Filippo V di Spagna, non accetta il trattato e con una spedizione militare occupa la Sardegna e la Sicilia. Nel 1717 con una spedizione militare navale e un esercito di uomini, arriva a Porto Torres, i sassaresi impauriti si arresero, Sassari tornò sotto il controllo spagnolo.
Quest'occupazione durò solamente meno di tre anni, nel 1718 fu firmato a Londra un nuovo patto di pace, dove si stabiliva che la Sardegna anziché la Sicilia fosse data ai Savoia.
Quest'accordo fu ratificato all'Aja l'otto agosto del 1720, suo malgrado i Savoia dovettero dopo solo sei anni abbandonare la Sicilia per prendere possesso della Sardegna. 
Da quella data, tutti gli stati appartenenti ai Savoia costituirono insieme all'isola, gli Stati del Re di Sardegna. 
Stava per iniziare l'epoca dei piemontesi che porterà in seguito all'Unità d'Italia.

Le tracce dei quasi quattrocento anni di dominazione sia catalano/aragonese che spagnola, hanno lasciato tracce durature per tanti decenni sia tra la nobiltà sia tra il popolino. Anche la lingua sarda subì l'influenza dello spagnolo, ancora oggi presente in molte parole nel dialetto sardo e in quello sassarese.
Molti costumi di tanti paesi hanno subito l'influenza di molti paesi che hanno conquistato la Sardegna, il costume di Alghero è un esempio della cultura spagnola.

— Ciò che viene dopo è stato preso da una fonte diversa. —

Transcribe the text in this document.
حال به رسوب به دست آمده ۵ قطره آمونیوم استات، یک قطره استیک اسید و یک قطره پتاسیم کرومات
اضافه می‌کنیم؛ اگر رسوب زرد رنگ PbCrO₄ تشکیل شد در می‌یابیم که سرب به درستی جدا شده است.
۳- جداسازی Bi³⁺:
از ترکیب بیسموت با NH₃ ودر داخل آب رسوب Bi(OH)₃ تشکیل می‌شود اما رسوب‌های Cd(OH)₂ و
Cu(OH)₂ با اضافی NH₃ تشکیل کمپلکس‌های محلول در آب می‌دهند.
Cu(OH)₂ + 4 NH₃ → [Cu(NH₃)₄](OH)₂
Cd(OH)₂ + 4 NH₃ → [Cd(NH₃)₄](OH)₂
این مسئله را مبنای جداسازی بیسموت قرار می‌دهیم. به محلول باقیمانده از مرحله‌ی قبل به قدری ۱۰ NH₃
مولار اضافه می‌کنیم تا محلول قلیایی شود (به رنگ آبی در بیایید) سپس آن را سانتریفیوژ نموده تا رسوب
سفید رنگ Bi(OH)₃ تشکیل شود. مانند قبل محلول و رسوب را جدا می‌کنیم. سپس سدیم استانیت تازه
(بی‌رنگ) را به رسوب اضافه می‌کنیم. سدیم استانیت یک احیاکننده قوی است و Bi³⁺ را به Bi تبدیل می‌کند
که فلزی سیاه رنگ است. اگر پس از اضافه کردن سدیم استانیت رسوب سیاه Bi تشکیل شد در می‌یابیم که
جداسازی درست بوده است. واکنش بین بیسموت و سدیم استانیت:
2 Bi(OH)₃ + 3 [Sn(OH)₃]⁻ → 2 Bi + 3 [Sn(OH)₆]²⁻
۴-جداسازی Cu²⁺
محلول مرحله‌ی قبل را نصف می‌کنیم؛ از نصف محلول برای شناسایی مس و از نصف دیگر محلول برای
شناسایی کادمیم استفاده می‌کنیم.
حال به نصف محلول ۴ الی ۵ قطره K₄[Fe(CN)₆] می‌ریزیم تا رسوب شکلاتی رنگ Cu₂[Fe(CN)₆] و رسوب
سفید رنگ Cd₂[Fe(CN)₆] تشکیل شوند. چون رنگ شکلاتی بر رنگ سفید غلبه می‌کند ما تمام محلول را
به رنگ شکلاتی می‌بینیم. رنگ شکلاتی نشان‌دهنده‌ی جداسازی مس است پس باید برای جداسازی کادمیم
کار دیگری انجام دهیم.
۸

Un altro esempio di testimonianza della dominazione spagnola è l'architettura che si diffuse nelle città e nei villaggi, quella di ornare i balconi e le finestre con motivi decorativi e ringhiere di ferro battuto. Anche l'architettura delle chiese si adegua alla nuova tendenza e al nuovo stile, molte chiese sono rifatte e abbellite con fregi e decorazioni scolpiti da maestri scalpellini come la chiesa di Sassari San Nicola duomo della città.
Nel 1605/1606 è abbellita la Fontana di Rosello con le quattro torri simbolo della città e una torre centrale con il simbolo di Aragona.
Purtroppo molti settori sono lentamente abbandonati dalla Corona spagnola per via dei nuovi interessi commerciali oltre oceano, questo fatto permise ai signori feudatari di inasprire le lotte tra di loro per il controllo del territorio complici i viceré spagnoli corrotti e incuranti della situazione.
Pian piano non si riconosceva più la loro autorità, i feudatari imponevano gabelle e tasse depredando ciò che si produceva.
Ad aggravare una situazione economica già provata, responsabile il disimpegno e l'abbandono della Sardegna da parte della corona, nel periodo spagnolo/aragonese si aggiungono oltre alle epidemie di peste, di colera e della malaria mai debellata, le continue invasioni dei pirati ottomani che portavano terrore e distruzione nei paesi rivieraschi. 
Per questo motivo nasceva nel territorio senza controllo il banditismo e una nuova figura, l'abigeatario. 
Squadre di malviventi si aggiravano nelle campagne imponendo tributi e razziando bestiame, chi si opponeva di solito era punito con la morte.